Desondanks zien onderwijsinstellingen en bedrijven zo’n externe coach vaak toch wel zitten. Ze onderkennen de kracht daarvan. De vraag is waar de kracht of toegevoegde waarde van zo’n persoon dan in ligt. Die meerwaarde zit als het goed is in een drietal factoren.

Een externe coach kijkt met vreemde ogen. Hij maakt geen deel uit van het spel, maar staat erbuiten en kijkt er met frisse ogen naar. Hij kijkt dus op een andere manier dan de leidinggevenden en de medewerkers naar hun probleem, hun organisatie, hun situatie. Een externe coach stelt vragen die de leidinggevenden en zijn of haar medewerkers niet meer stellen. Hij komt in veel scholen en bedrijven en neemt die expertise mee naar andere organisaties.

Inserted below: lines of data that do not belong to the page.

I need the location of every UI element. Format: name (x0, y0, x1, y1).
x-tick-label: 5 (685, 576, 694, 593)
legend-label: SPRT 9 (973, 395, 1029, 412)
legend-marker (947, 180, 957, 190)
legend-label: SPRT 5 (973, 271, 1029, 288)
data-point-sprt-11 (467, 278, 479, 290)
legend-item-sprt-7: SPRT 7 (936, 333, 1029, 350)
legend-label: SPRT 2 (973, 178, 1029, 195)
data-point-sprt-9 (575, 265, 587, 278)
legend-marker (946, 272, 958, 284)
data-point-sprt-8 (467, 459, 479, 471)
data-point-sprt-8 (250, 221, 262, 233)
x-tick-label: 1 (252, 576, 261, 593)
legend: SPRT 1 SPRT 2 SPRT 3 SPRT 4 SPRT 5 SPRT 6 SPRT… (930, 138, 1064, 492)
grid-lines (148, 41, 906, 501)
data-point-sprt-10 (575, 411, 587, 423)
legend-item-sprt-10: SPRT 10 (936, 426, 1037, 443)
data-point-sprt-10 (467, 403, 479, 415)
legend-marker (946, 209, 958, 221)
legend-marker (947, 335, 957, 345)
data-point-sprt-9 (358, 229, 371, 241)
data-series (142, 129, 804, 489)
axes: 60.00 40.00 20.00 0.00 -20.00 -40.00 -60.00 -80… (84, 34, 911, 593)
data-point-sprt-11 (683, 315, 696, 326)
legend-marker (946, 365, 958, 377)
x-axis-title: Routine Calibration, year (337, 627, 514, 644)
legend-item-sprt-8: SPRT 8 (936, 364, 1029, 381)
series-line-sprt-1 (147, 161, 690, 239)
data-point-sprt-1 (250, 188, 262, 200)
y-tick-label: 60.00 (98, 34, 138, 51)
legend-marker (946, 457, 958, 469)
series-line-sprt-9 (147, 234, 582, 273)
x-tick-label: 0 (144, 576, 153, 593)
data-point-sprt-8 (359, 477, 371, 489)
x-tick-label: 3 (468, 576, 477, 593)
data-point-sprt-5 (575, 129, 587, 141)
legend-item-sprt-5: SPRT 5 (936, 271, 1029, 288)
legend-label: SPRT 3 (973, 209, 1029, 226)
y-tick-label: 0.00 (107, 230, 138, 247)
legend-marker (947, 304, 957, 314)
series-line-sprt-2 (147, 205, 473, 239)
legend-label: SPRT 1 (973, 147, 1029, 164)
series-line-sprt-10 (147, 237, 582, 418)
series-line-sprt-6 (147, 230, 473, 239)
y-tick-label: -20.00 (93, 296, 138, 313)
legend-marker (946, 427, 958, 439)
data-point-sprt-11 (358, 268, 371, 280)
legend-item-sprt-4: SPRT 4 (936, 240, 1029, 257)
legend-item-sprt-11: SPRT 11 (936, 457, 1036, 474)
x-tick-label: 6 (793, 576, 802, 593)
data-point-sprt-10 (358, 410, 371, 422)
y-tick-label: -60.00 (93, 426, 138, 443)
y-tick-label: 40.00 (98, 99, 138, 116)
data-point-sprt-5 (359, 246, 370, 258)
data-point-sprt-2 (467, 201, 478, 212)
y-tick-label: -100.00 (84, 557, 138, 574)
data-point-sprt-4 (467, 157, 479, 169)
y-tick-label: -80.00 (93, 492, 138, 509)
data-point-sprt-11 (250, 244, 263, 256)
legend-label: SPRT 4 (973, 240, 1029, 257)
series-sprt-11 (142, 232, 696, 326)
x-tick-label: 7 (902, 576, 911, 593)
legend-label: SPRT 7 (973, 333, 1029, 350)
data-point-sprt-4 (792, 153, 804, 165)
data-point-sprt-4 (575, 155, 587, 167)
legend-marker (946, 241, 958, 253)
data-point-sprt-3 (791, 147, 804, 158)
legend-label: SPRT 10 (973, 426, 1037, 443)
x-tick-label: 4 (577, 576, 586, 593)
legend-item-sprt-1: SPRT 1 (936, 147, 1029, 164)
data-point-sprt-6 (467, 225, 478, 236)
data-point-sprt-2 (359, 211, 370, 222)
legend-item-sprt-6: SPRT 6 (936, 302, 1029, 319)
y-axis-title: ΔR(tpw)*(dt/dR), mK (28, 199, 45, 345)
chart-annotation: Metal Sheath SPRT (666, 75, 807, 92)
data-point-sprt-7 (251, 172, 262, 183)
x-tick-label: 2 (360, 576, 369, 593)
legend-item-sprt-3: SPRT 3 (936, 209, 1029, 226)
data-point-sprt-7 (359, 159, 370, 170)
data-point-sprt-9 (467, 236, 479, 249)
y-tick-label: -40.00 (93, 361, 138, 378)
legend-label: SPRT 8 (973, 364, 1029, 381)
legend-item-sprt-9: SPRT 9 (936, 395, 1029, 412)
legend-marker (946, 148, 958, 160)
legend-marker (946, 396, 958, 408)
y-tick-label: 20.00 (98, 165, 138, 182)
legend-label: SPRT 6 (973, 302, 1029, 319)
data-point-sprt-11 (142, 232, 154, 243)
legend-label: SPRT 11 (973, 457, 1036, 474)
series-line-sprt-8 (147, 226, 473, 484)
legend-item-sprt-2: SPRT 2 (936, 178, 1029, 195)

Een externe coach heeft verder geen interne belangen, vormt voor niemand een bedreiging, gaat op niemands stoel zitten. Hij praat met iedereen op voet van gelijkheid, want hij is niemands meerdere of mindere. Dat geldt voor letterlijk elke positie in de organisatie. Alle betrokkenen kunnen vrijuit tegen hem praten, hij heeft geen dubbele agenda.

Een externe coach brengt ook kennis en vaardigheden in die de leidinggevende of de organisatie in mindere mate bezitten. Te denken valt aan kennis van supervisietechnieken, communicatieve vaardigheden, conflictoplossende technieken (mediation), kennis van loopbaanspecifieke aspecten, ervaring met verschillende organisatiemodellen. Hoe breder een coach is georiënteerd, des te doeltreffender hij problemen kan benaderen.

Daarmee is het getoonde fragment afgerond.